“Flow” (2024) es una película de animación sin diálogos. Sin embargo, esta decisión no la exime de una sofisticada antropomorfización de los animales que transitan la pantalla. En este mundo distópico donde lo humano destaca por su resiente ausencia, la fantasía marca un camino que conduce a los personajes principales al auto-reconocimiento y la constitución de un “sí mismo”. ¿Cuál es entonces la diferencia entre este film y las producciones de los grandes tanques de la animación? Que denuncia la habitual duplicación innecesaria entre lo visto y lo dicho. La opción por la ausencia de diálogos abre una dimensión de lo visual y lo sonoro puesta al servicio de la historia. En otras palabras, la película se desarrolla exclusivamente gracias a la extraordinaria fotografía, los fluidos movimientos de cámara y el sonido preciso. No aparece el texto como refuerzo de estos elementos, muchas veces menospreciados por el cine.

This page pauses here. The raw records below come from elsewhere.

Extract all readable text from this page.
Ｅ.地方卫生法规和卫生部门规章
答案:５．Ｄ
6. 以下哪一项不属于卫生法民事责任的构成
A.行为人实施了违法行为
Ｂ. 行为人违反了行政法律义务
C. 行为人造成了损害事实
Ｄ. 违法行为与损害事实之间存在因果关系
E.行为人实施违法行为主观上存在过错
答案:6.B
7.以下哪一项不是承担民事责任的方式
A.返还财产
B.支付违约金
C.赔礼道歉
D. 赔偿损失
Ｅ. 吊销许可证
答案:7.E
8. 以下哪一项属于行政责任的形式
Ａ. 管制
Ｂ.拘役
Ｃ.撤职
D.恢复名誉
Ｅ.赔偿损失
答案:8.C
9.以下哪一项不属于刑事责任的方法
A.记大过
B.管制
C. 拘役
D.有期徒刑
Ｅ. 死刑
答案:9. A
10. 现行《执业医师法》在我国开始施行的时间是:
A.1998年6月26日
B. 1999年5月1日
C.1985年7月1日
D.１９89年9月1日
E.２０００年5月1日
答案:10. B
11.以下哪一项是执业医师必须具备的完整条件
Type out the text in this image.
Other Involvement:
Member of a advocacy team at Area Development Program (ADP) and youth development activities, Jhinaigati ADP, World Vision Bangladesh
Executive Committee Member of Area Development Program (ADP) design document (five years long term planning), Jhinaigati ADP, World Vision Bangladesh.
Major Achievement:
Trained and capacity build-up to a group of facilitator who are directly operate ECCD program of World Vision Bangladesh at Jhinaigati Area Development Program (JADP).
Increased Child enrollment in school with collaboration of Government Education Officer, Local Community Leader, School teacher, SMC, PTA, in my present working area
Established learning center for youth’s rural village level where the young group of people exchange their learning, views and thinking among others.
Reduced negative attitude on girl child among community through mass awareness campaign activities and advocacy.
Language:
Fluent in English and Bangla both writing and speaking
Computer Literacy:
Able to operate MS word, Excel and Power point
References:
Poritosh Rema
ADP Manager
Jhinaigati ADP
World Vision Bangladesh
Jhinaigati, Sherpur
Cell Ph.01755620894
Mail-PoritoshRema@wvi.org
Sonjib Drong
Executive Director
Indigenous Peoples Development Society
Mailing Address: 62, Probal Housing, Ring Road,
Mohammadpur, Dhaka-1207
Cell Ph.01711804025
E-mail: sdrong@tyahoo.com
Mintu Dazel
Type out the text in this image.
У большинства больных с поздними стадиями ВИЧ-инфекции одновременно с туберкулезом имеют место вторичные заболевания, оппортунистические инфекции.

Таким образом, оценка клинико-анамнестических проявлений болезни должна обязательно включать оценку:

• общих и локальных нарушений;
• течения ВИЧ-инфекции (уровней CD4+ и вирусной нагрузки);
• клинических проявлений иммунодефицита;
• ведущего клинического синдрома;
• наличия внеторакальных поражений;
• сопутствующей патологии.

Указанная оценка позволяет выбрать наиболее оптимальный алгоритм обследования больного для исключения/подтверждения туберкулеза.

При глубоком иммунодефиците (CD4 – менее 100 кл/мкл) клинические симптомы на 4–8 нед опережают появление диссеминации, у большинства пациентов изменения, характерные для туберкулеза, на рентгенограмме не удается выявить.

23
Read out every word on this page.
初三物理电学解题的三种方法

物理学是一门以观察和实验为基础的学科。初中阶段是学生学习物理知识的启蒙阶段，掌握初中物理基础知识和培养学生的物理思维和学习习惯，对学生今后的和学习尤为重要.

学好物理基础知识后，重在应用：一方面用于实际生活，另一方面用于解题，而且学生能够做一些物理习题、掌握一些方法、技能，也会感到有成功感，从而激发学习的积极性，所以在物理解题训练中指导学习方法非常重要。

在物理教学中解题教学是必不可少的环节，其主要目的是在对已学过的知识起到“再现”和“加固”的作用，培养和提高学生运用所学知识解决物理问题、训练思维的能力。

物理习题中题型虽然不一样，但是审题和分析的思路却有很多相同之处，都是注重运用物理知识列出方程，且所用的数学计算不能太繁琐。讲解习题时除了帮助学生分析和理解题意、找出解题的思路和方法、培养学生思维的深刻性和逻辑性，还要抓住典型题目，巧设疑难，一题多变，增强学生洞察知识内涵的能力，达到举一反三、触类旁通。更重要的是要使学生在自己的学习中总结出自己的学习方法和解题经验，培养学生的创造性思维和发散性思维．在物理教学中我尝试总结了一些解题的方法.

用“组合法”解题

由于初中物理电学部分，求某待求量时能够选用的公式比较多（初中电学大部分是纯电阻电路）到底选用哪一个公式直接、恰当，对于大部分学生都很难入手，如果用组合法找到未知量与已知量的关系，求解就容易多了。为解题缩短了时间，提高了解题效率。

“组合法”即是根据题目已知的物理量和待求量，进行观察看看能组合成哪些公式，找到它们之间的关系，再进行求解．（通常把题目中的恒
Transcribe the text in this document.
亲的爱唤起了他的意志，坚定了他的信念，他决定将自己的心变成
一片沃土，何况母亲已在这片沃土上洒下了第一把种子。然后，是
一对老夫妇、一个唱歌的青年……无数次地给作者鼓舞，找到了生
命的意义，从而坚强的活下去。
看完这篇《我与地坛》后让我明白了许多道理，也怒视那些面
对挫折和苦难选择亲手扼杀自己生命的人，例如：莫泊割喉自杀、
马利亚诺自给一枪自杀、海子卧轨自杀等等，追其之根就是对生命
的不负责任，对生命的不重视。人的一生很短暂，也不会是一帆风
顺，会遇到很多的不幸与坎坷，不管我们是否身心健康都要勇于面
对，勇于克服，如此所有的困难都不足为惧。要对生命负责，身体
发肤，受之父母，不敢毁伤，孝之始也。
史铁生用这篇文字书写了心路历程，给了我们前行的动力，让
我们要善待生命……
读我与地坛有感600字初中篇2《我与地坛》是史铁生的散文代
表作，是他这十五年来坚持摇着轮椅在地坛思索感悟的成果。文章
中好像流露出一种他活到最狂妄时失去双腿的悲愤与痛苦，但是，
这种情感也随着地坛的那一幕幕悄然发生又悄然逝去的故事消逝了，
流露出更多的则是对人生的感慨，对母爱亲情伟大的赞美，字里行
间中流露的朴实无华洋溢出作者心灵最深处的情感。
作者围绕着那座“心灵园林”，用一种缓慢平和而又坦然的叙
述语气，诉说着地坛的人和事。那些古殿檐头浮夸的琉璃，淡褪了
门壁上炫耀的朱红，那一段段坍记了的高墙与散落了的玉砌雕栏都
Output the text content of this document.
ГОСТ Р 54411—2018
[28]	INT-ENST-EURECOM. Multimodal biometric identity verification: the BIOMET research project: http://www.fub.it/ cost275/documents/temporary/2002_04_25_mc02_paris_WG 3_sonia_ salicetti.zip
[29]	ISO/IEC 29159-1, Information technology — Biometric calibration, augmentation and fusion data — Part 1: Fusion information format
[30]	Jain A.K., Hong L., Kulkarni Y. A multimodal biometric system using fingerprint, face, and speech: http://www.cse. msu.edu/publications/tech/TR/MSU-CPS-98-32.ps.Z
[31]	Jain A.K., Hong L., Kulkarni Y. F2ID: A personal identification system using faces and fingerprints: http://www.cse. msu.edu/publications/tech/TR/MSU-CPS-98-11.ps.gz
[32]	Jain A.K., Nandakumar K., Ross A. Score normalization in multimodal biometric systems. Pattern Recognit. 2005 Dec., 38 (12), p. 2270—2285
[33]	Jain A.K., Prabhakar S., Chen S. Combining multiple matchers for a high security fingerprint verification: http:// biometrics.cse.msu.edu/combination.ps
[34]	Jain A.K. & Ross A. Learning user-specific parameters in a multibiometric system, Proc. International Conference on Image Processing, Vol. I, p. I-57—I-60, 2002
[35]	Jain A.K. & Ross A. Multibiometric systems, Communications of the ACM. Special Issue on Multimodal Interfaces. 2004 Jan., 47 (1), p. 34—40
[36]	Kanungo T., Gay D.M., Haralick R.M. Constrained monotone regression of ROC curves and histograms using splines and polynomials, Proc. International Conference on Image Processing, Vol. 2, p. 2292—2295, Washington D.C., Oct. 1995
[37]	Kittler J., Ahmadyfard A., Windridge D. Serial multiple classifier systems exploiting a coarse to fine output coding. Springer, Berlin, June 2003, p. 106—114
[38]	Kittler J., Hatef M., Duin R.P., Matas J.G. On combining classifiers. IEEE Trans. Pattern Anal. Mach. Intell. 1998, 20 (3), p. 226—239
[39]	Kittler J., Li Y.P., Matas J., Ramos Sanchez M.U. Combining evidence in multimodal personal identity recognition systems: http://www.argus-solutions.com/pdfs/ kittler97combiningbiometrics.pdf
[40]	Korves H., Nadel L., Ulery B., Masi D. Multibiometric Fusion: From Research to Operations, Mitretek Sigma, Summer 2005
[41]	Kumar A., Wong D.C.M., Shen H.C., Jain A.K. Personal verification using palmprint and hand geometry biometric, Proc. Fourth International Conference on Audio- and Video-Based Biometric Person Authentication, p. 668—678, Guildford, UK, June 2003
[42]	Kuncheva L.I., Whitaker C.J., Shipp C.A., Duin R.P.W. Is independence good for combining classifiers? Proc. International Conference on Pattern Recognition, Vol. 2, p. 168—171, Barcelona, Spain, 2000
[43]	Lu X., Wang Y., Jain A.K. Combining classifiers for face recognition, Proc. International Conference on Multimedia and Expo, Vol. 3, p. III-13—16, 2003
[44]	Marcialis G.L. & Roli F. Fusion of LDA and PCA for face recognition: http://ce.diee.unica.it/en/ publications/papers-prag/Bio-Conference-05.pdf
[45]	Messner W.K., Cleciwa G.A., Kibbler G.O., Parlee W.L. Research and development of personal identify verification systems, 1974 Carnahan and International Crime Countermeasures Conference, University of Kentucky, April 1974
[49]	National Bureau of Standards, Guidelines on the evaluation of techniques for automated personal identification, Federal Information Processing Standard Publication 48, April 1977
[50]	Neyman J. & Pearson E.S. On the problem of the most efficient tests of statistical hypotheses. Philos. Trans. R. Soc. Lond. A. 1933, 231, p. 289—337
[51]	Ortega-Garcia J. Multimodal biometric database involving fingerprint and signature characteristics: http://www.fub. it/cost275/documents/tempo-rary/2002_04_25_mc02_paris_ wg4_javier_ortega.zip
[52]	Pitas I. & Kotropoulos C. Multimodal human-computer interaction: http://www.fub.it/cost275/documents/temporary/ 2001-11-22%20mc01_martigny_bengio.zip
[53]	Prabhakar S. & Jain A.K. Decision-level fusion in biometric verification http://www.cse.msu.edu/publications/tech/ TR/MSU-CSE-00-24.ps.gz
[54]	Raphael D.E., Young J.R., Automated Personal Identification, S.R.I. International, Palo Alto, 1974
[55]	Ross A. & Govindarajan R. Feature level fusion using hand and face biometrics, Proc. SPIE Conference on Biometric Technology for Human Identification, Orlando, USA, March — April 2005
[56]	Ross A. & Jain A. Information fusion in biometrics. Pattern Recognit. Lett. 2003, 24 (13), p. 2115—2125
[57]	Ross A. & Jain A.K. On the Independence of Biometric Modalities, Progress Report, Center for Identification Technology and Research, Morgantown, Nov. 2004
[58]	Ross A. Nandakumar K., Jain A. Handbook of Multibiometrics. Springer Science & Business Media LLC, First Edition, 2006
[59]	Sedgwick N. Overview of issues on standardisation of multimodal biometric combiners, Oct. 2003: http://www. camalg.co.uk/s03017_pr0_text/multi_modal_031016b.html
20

Por supuesto que en “Flow” hay imágenes que muestran y dicen, es decir, que pueden ser leídas como un texto, pero hay muchas otras que no (tal vez aquí radica la distinción que plantea Daney entre lo visual y lo visible). Para el caso de las producciones de los grandes estudios, las imágenes siempre dicen, nunca solo muestran, y además se suma el diálogo para reforzar eso que ya nos había sido comunicado. Quienes estamos del otro lado de la pantalla no nos sentimos subestimados por este gesto; incluso esperamos con ansiedad esa superposición constante de la imagen con el texto.
“Corre, está creciendo el río”. Nuestro esquema perceptivo añora escuchar esta frase detrás del ladrido, del maullido y otros sonidos. Sin embargo, esa línea de diálogo nunca llega. Por eso “Flow” merece ser celebrada: por sus imágenes, por su narrativa (porque sí, hay una historia en términos clásicos incluso sin diálogos), por las reflexiones que sugiere, pero sobre todo por ser una película que nos recuerda de qué está hecho eso que llamamos cine.